PhotoAnother strong month for private sector employment gains.

The ADP National Employment Report says payrolls rose by 214,000 from January to February with service-providing companies providing most of the strength.

Employment in that sector rose by 208,000 jobs in February, as professional/business services contributed 59,000 jobs. Trade/transportation/utilities grew by 20,000, and financial activities added just 8,000 new jobs -- the least since last August.

Goods-producing employment rose by 5,000 jobs in February, just over a quarter of January's upwardly revised 19,000. There were 27,000 new jobs in the construction industry, slightly above January's upwardly revised 26,000, while manufacturing lost 9,000 jobs -- the second largest drop in five years.

Small business on the move

Payrolls for businesses with 49 or fewer employees increased by 76,000 jobs last month, while employment among companies with 50-499 employees increased by 62,000 jobs. Employment at large companies -- those with 500 or more employees -- came in at 76,000, a big jump from January's 44,000. Companies with 500-999 employees added 14,000 jobs, while companies with over 1,000 employees gained 62,000 jobs.
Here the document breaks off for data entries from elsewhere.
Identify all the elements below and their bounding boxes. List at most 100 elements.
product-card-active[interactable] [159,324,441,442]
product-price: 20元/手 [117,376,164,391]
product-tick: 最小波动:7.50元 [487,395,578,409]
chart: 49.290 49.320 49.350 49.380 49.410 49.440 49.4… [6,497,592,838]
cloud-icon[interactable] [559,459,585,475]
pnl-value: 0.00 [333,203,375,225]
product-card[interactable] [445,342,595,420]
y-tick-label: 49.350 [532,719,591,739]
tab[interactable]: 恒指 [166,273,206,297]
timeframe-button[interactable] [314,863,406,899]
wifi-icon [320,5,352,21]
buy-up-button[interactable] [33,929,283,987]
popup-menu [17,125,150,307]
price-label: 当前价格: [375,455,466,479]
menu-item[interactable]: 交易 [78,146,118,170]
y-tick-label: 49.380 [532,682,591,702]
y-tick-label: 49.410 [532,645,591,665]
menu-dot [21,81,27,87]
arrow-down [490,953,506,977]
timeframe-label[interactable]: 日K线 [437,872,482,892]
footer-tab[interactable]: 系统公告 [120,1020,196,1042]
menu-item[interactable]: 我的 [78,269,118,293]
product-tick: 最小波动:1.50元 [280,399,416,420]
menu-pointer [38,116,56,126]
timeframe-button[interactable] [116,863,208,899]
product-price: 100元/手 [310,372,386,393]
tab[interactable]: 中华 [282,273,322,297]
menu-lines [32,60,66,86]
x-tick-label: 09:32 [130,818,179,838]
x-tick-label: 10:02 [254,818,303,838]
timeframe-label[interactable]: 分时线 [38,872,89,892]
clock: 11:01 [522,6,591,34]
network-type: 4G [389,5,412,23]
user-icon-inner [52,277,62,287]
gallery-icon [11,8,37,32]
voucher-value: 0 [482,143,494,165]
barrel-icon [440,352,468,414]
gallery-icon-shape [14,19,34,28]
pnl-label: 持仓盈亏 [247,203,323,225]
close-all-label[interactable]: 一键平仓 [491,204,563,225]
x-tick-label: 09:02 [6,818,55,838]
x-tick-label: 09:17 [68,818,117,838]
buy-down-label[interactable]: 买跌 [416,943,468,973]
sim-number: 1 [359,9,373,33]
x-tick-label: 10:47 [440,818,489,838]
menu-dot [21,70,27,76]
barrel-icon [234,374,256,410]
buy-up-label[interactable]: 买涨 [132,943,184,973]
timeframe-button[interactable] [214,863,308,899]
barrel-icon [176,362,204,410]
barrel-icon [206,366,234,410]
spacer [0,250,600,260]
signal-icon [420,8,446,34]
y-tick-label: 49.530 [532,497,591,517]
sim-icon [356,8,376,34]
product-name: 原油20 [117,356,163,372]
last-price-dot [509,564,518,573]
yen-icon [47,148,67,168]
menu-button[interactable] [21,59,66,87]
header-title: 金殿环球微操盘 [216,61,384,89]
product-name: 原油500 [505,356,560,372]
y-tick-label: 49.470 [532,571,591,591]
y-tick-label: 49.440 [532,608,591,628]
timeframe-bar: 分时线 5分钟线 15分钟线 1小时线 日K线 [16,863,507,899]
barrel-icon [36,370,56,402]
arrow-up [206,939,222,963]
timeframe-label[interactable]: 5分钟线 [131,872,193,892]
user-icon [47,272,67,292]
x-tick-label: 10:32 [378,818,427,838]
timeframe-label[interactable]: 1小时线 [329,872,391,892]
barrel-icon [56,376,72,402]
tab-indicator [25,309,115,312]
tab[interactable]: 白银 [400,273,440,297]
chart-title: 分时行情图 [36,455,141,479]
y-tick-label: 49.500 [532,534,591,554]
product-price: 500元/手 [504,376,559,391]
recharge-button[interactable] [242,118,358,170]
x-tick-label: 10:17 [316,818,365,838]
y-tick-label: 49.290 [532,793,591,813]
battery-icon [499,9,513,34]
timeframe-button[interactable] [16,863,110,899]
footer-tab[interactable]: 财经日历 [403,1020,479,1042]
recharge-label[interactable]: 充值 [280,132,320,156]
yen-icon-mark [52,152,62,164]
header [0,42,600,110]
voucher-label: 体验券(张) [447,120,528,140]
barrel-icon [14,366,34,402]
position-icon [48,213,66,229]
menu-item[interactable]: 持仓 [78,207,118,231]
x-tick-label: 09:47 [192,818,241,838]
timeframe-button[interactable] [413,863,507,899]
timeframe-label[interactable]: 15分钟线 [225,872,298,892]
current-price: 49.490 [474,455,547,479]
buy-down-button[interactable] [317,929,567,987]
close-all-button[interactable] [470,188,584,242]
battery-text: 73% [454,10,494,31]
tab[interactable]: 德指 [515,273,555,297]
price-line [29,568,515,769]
"Large businesses showed surprisingly strong job gains in February, despite the continuation of economic trends that negatively impact big companies like turmoil in international markets and a strengthening dollar," said Ahu Yildirmaz, VP and head of the ADP Research Institute. "The gains were mostly driven by the service sector which accounted for almost all the jobs added by large businesses."

A trend for higher wages?

Stifel Fixed Income Chief Economist Lindsey Piegza notes the labor market has been rapidly improving towards full-employment with more than 60 consecutive months of positive job creation, but that wage growth has been "stubbornly low."

She says with back-to-back months of above-trend growth in salaries, the February jobs report from the Labor Department, due out this Friday, "will confirm if the upward momentum in wages is a sustainable trend or simply a temporary phenomenon."